After finding the Messiah and kneeling before Him communing with the puppies he has brought, "In desperation as to what to do, the great Magus knelt beside the hounds and asked the Child Messiah whether or not He would like to have the baby whelps of these two hounds. The face of little Jesus was suddenly enhanced with joy. That look of satisfaction was reward enough for the great Magus." As the Magi and Jesus are walking together shortly after this, Jesus "whispered, 'Lift Me up into your arms." The Magi had brought valuable gems and jewels to be given to the Messiah, but when he encountered Him in the Flesh, he met God in-person and "His heart received this message as if he were in ecstasy, seeing this little Child Jesus as True Man." 
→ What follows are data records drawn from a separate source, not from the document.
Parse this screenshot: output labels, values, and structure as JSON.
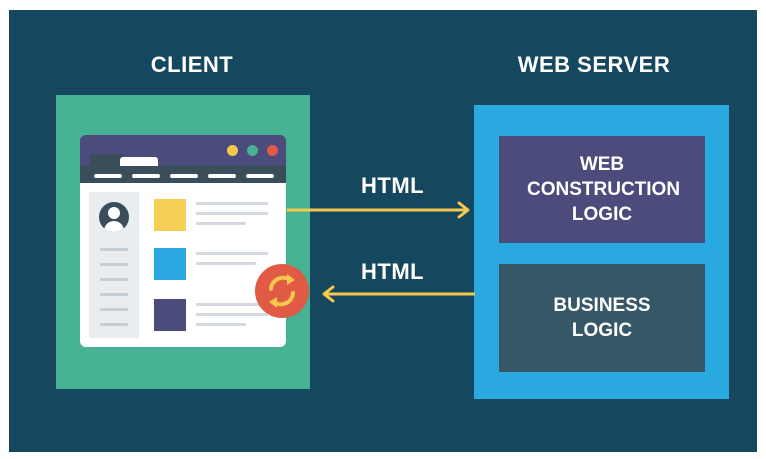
{
  "client": {
    "heading": "CLIENT"
  },
  "server": {
    "heading": "WEB SERVER",
    "boxes": [
      {
        "label": "WEB CONSTRUCTION LOGIC"
      },
      {
        "label": "BUSINESS LOGIC"
      }
    ]
  },
  "arrows": [
    {
      "label": "HTML",
      "direction": "client-to-server"
    },
    {
      "label": "HTML",
      "direction": "server-to-client"
    }
  ],
  "icons": [
    "browser-window-icon",
    "user-avatar-icon",
    "refresh-icon"
  ],
  "colors": {
    "background": "#15485f",
    "client_panel": "#47b194",
    "server_panel": "#2aa9e1",
    "web_logic_box": "#4b4b7c",
    "business_logic_box": "#365766",
    "arrow": "#f5c74a",
    "refresh_icon": "#e05a45"
  }
}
The Magi had been seeking a Divine Messiah and He found Him. Yet, he discovered something more. He discovered a Sacred Humanity: Jesus as truly human. Yet as the story goes, this is not just the discovery of Jesus' Humanity, but of a more profound sense of his own. According to the private revelations of Cora's story, when the Holy Family flees Herod's wrath in Egypt, they providentially reunite with the Magi who becomes their companion and devotee. Initially, a zealous and serious religious seeker, the Magi is transformed by the joy and jubilance of Mary, Joseph, and Jesus as they embrace the life, culture, and spiritual strengths of Egypt. "They had helped him to rise above the solemn ascetical cult, seldom smiling which has been his heritage. He loved the new Way." While he wept when they left Egypt, he also had remembered all their laughter. He had reflected on the beauty of Mary and "the golden hued tapestry of Heaven folded into the eons." He had begun to contemplate the Mystical Humanity of Christ, to understand it meant the embrace of all the details of human life. From the stars and the puppies to the shared laughter of friends, every moment and reality contained the possibility of encounter and communion with Christ, his companion, the companion of all who seek Him.